Darcy Christensen says that money is likely going toward gifts that won't be remembered. Christensen, for one, would like to see less focus on buying and more on giving gifts with feeling.
"I don't think people need more stuff," she says. "People need things that are more meaningful."
That may seem cliché, but Christensen lives by the idea. She knits, cooks, makes scrapbooks and scans photos to make unique candles.
In the past, she's découpaged boxes, sewn bags, made vases - the list goes on.
"At this point, people would be insulted if I bought them something," Christensen says.
Creating gifts is a time-consuming process, and many people don't think they have the time - or talent. Artistic skills don't matter, she says, because ultimately, a handmade gift means more because of the extra commitment.

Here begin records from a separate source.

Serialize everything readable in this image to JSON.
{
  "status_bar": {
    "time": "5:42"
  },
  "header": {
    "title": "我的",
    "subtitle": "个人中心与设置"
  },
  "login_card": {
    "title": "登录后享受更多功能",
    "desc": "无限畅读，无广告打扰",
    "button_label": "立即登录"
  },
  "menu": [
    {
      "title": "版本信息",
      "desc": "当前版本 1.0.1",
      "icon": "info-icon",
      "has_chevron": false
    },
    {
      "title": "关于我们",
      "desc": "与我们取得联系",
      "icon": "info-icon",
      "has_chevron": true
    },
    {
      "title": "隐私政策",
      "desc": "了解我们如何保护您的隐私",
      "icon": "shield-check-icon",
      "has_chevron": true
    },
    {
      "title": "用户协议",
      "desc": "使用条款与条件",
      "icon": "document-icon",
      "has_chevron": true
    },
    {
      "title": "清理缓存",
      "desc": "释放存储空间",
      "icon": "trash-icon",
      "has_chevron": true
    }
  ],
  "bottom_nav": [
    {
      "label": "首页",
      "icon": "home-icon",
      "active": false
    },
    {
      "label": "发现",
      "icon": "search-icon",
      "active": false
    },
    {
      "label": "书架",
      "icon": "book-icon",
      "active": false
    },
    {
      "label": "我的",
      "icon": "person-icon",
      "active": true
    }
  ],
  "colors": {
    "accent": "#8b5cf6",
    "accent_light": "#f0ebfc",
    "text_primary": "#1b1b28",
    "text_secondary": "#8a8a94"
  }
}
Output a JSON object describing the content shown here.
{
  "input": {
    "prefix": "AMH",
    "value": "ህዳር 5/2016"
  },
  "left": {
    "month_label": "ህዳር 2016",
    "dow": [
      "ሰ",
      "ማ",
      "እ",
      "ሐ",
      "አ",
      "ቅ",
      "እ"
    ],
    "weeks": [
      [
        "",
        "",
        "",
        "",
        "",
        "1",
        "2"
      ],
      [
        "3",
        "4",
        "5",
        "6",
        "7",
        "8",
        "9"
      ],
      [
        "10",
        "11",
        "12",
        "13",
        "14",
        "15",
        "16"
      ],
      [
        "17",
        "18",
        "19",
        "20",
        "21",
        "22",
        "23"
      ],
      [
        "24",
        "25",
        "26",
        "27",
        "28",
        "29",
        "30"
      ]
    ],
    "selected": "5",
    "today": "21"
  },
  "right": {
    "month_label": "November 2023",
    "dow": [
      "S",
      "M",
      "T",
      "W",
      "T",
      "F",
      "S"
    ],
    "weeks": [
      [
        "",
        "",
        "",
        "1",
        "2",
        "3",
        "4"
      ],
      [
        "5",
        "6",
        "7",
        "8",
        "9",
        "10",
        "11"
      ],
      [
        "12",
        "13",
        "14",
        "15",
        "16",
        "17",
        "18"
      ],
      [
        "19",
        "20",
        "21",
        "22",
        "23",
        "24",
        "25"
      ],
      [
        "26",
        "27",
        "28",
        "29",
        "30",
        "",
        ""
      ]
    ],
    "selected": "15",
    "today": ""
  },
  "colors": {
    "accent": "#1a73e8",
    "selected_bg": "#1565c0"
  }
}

Lily Depka, who teaches classes and leads demonstrations on holiday crafts at Michaels Arts & Crafts, agrees. One of the best gifts she ever made was easy and came just after the death of her mother-in-law, who collected handkerchiefs. Depka took the handkerchiefs and made little angels to give to the family.
Some of her most treasured gifts are the sloppily made pieces her children gave her when they were young.
"I'm not sure if it boils down to being sentimental. I still have a little ornament my daughter made in the second grade," she says. "It was a pill bottle."
The crafty women point out that a gift from the heart should reflect the recipient's - not the gift giver's - interests.
"You have to stretch your imagination," Depka says. "I have a friend who loves the ocean. She lives in Tucson. If I can make her an ornament that has seashells in it and use a ribbon the color of the ocean, that's pretty special for her."
If the idea of making something even as simple as an ornament leaves you at loss, take heart. There are ways to give meaningful presents without covering yourself in ribbon or paint.
Cortnie Short suggests putting together a gift basket for the person. She says all you have to do is pick a theme that pertains to the giftee, pick out a few items and package them creatively. For example, a basket for someone who loves the movies could include a present placed in an empty popcorn tub.
Adding something that you've made yourself is essential, and something as simple as homemade cookies count, Short says. And the recipient will love the basket because it's obvious some thought went into it.
"It's just this huge thing that you didn't just put something in a box and wrap it," she says. "It's an easy way to jazz up a plain or inexpensive gift."
Cooking gifts can go beyond cookies, too. Everyone loves to eat, and food gifts work particularly well for those you don't know as well.
For those who still can't come up with a good project or who are just too intimidated by the idea of crafting something handmade, Christensen has one more piece of advice: Give the gift of time. Literally. She suggests doing an activity with the person or offering to take on a task they particularly dislike or need help with.
"Anyone can wash a car," she says.
Men tend to particularly love to receive this sort of gift, she says. For a boyfriend who might not appreciate a jewelry box or hand-dipped candle, plan a date or join him on one of his favorite activities.
In the end it's not about the perfect gift. It's about making something that, at its essence, says you care.
"They appreciate it," Depka says, "because they do take into consideration the time and effort that goes into it."